Mercredi soir, après une première partie plus intime, Gábor Takács-Nagy dirige Siegfried Idyll de Wagner. Immédiatement se manifeste le travail nettement plus soigné des cordes. S'accordant un rien de sucre dans les rubati, le dosage de l'inflexion se révèle plutôt subtil. Les interventions des bois bénéficient d'une belle découpe, dans une conduite finement ciselée de la nuance. Outre que le choix de cette œuvre s’avère idéal pour mettre en valeur chaque pupitre (octuor à vent particulièrement à l'honneur), le chef tire le maximum de la jeunesse qui lui fait face, mettant en scène une prompte exaltation.

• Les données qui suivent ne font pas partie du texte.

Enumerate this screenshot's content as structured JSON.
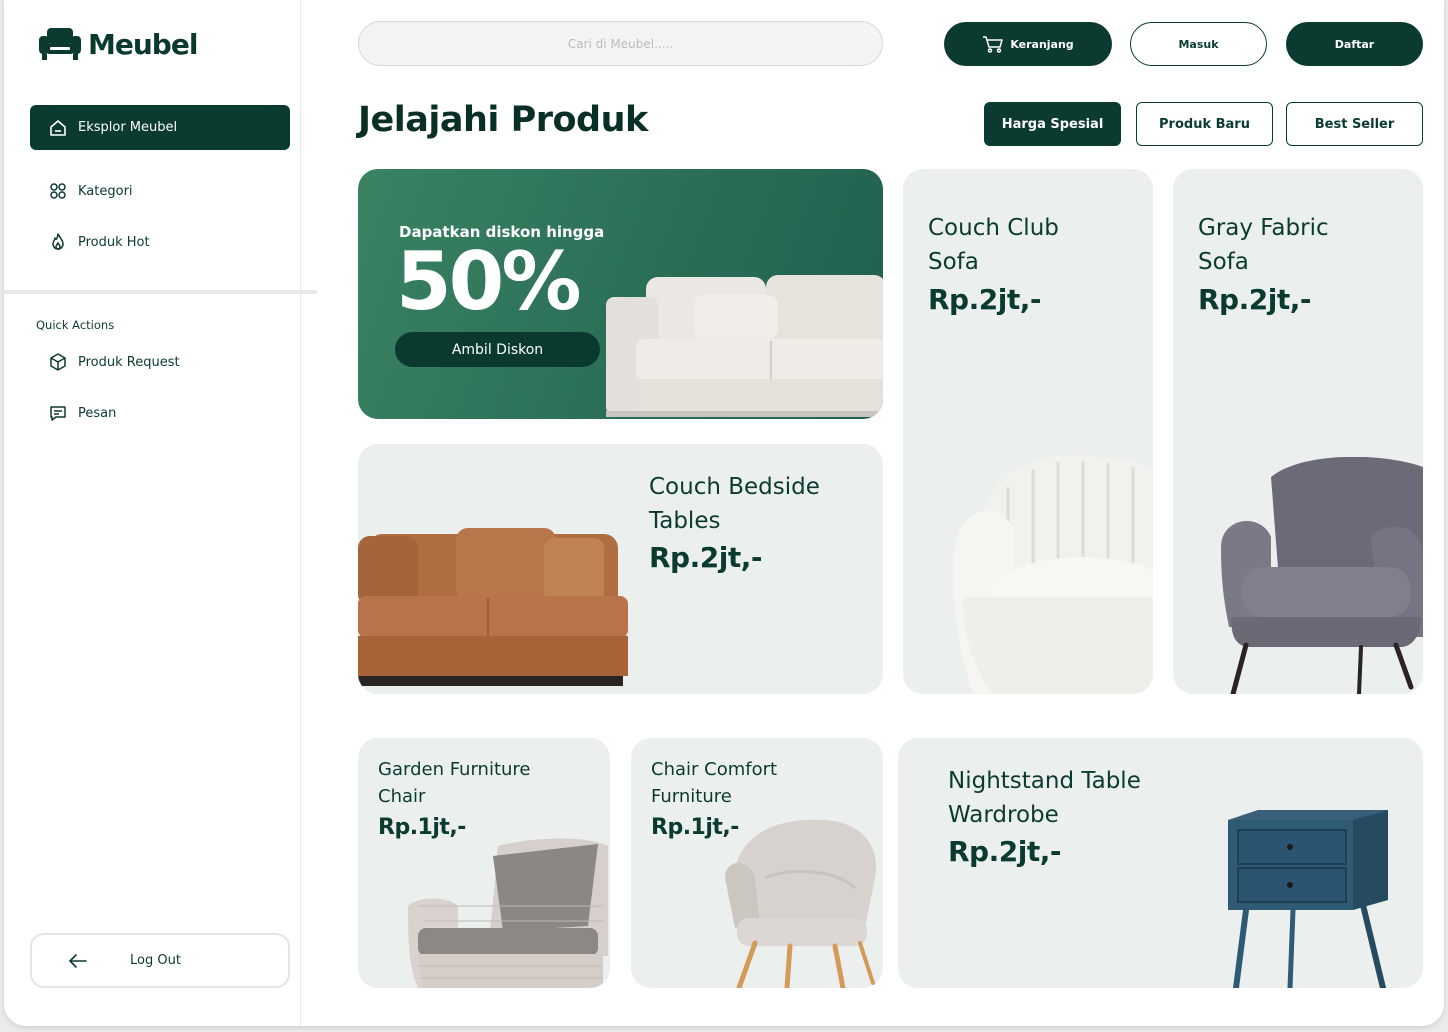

La soirée s'achève en apothéose avec Knoxville : Summer of 1915 Op.24 composé par Samuel Barber sur un extrait du début d'A death in the familly, l'autobiographie de James Agee (plus connu pour ses scénarii – The Night of the Hunter, The African Queen, etc.) construite autour de la mort de son père. Souffrante, Barbara Bonney est remplacée par Meascha Brueggergosman [lire notre chronique du 4 juin 2007] dont le sublime velours vocal, la sensibilité et le charisme servent l'œuvre et ravissent le public. À la tendresse chantante du trio de vents des premiers pas répondent des cordes moelleuses, Gábor Takács-Nagy s'ingéniant à magnifier le moindre détail de l'orchestration. L'onctuosité indicible de cette exécution rencontre un relief jouissif que l'expressivité du soprano transcende plus encore. Le timbre est attachant, l'investissement généreux, le chant des plus inspirés, doté d'un aigu souple, arrivant comme de lui-même, dans le même impact. Les digressions inquiètes de la partition se solutionnent dans la nostalgique réminiscence du thème principal, saisissant d'émotion.